The notification also directs a Regulated Entity to liquidate its investment in an AIF scheme if the scheme makes a downstream investment in any debtor company. The liquidation of its investment by the RE is to be made within 30 days from either the date of such downstream investment by the AIF or the date of issuance of the Circular, whichever is earlier. The Circular further provides that, where i the REs are not able to liquidate their investments within 30 days, REs will be required to make 100 per cent provision on such investments.

The notification further provides that investments by REs in the subordinated units of any AIF scheme with a ‘Priority distribution model’ shall be subject to full deduction from RE’s capital funds. Priority distribution model refers to certain schemes of AIFs which adopt a distribution waterfall in such a way that one class of investors (other than sponsor/manager) share loss more than pro rate to their holding in the AIF vis- à-vis other classes of investors/unit holders, since the latter has priority in distribution over the former.

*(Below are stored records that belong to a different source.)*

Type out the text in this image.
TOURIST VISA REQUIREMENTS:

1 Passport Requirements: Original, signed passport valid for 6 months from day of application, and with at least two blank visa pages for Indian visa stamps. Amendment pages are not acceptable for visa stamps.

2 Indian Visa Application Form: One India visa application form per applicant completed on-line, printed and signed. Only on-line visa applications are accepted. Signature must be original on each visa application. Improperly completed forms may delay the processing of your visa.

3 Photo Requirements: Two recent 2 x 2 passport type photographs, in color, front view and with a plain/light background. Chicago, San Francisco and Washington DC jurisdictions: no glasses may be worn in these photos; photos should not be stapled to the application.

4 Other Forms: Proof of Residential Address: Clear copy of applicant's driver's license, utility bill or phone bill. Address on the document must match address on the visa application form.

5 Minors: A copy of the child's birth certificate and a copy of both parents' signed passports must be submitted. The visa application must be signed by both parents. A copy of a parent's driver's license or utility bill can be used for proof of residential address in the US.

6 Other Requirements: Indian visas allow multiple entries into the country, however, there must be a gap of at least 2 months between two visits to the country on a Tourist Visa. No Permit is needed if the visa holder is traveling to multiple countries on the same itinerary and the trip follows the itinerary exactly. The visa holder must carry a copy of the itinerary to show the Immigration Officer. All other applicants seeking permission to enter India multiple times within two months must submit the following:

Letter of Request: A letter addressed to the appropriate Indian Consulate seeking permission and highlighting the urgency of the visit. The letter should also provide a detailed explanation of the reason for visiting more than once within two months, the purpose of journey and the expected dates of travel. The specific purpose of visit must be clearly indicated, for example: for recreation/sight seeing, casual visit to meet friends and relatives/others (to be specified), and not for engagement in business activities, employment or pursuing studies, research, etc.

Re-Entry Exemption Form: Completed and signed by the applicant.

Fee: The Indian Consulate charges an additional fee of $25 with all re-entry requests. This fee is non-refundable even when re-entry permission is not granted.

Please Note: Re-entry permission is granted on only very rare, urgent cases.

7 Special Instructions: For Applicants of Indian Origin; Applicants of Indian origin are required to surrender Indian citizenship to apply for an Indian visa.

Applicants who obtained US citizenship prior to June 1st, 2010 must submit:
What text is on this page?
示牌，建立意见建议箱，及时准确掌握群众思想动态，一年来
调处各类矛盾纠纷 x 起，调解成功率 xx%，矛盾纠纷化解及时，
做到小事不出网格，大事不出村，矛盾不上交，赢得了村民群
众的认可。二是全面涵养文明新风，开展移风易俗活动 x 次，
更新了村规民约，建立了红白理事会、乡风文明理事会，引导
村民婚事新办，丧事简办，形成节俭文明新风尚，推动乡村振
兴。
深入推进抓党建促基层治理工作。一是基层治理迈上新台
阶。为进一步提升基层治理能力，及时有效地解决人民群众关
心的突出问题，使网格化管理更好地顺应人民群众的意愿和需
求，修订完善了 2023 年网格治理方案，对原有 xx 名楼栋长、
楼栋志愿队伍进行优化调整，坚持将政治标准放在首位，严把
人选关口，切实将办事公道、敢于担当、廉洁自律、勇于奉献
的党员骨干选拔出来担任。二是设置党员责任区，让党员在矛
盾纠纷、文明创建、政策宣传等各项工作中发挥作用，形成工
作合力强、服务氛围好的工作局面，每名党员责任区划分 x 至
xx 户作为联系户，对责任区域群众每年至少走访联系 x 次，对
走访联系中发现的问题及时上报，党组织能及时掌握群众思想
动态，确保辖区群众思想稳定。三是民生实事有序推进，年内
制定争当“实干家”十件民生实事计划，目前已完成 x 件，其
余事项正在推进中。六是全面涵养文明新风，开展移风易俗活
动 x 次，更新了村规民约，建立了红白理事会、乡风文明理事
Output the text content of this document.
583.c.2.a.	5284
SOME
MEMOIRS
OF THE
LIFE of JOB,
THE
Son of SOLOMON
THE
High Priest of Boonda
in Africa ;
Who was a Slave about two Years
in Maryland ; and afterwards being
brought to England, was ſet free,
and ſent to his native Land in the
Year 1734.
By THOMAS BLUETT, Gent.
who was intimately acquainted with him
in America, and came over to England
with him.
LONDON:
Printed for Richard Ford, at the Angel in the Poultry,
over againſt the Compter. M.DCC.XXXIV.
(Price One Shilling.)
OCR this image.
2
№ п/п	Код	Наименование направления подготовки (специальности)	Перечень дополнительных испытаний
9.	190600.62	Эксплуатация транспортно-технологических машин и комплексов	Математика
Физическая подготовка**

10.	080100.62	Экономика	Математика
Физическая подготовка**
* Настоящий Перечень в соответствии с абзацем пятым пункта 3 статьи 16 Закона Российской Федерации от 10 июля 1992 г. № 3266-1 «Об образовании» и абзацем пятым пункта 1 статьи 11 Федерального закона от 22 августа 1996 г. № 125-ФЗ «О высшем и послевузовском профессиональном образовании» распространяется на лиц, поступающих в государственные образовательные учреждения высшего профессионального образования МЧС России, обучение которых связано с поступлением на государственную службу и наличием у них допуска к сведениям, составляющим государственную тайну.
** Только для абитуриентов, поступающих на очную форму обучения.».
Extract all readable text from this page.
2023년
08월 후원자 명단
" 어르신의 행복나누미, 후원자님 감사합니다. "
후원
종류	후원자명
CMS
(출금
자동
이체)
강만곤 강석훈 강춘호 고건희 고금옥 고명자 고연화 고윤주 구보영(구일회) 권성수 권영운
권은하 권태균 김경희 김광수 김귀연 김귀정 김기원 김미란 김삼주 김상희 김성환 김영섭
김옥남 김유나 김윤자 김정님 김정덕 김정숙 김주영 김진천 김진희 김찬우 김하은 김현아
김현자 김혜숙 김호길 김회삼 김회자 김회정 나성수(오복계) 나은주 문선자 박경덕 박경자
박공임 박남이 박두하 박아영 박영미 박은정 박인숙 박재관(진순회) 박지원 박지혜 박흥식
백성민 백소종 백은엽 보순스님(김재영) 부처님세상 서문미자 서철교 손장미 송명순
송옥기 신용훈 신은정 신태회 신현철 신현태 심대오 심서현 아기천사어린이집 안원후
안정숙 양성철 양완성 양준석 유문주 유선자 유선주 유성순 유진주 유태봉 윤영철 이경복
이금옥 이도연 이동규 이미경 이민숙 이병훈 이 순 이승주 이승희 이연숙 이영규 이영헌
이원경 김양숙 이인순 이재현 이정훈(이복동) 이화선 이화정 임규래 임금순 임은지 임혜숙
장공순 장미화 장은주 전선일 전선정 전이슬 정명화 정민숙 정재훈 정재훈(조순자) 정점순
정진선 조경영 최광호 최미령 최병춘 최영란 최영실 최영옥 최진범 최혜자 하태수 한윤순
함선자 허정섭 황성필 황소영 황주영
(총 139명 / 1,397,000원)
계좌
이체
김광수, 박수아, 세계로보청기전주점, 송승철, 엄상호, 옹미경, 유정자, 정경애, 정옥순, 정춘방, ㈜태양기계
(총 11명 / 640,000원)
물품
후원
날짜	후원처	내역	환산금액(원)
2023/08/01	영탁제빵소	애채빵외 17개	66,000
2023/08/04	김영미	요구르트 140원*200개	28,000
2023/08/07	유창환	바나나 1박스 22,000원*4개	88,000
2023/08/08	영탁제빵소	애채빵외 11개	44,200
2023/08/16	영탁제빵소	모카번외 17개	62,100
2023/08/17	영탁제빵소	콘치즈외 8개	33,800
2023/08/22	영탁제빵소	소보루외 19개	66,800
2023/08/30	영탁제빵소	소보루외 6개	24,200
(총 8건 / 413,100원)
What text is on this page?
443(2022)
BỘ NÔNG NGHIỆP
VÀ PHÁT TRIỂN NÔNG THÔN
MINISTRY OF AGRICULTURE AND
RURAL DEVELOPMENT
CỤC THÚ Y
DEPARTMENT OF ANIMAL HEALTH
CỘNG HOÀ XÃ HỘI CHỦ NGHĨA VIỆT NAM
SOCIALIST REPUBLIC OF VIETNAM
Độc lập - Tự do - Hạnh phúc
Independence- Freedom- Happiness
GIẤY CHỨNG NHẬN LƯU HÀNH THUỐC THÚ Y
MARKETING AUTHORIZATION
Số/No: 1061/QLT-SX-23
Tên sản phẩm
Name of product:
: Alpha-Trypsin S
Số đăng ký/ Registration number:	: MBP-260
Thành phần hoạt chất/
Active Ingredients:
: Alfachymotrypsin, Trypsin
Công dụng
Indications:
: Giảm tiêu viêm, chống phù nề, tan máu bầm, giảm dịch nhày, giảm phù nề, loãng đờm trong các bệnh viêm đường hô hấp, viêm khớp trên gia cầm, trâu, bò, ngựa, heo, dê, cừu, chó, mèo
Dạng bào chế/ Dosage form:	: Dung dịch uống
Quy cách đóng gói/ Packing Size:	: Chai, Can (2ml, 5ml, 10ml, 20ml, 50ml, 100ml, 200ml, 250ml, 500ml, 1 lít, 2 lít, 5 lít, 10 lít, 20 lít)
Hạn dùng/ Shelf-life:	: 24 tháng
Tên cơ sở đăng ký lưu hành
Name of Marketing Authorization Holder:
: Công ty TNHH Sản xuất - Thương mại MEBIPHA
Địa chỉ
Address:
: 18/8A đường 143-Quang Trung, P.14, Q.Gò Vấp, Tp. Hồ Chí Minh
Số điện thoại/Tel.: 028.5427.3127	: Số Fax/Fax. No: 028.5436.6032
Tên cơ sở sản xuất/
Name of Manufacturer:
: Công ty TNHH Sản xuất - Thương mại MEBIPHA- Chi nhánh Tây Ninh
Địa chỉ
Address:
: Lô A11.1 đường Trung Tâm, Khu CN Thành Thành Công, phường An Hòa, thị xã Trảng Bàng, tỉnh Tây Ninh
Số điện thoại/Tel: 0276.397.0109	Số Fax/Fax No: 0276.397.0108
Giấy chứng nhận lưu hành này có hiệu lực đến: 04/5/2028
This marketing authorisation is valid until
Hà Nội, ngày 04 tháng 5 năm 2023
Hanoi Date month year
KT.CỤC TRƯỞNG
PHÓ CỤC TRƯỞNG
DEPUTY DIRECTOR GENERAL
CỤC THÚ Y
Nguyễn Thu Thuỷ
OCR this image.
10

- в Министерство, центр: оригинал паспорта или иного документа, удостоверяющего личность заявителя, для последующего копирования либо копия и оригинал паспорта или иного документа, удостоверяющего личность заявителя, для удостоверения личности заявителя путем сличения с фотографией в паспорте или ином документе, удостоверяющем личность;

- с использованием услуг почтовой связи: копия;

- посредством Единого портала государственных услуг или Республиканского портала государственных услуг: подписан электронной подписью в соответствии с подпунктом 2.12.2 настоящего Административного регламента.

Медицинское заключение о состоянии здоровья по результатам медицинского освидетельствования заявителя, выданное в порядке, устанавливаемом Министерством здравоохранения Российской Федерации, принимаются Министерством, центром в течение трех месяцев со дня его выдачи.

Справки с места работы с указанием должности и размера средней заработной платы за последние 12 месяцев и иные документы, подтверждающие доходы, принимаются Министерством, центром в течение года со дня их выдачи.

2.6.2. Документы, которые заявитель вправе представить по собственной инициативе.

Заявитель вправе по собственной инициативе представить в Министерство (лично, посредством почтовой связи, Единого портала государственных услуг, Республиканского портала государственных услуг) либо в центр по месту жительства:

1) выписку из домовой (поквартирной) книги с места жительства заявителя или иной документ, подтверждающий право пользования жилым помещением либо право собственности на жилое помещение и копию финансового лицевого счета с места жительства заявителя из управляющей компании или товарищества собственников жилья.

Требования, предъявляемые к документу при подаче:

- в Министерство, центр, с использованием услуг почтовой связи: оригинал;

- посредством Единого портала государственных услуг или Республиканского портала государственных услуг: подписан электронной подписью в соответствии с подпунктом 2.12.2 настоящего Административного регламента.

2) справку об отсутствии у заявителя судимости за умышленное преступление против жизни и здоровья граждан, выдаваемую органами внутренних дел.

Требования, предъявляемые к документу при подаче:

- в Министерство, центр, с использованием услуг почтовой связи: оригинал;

The circular seems to stem from the consultation paper issued by the Securities Exchange Board of India (“SEBI”) on May 19, 2023 and the investigations undertaken by SEBI which uncovered cases in tune of $1.8 billion to $2.4 billion where AIFs were found evergreening. RBI’s concern on evergreening though justified, however, seems excessive. A blanket ban on all investment, whether equity or debt, along with the requirement to exit within 30 days or in case where exit is not undertaken within 30 days, make 100% provision for the investment is likely to cause the REs to rethink their investment strategy in AIFs. It seems RBI may not be in sync with SEBI regulatory requirements which requires investment manager’s consent  (AIF  Category  I and II) for liquidating the units, and even it is assumed that such consent is received in time, finding a buyer for such units in a short time is likely to be a challenging task. The Circular further fails to clarify its applicability where an RE is a sponsor of an AIF. The ramifications of the Circular are yet to be seen,  however,  this  Circular will be a catalyst in RE investments drying up significantly in AIFs due to possible conflict of interest.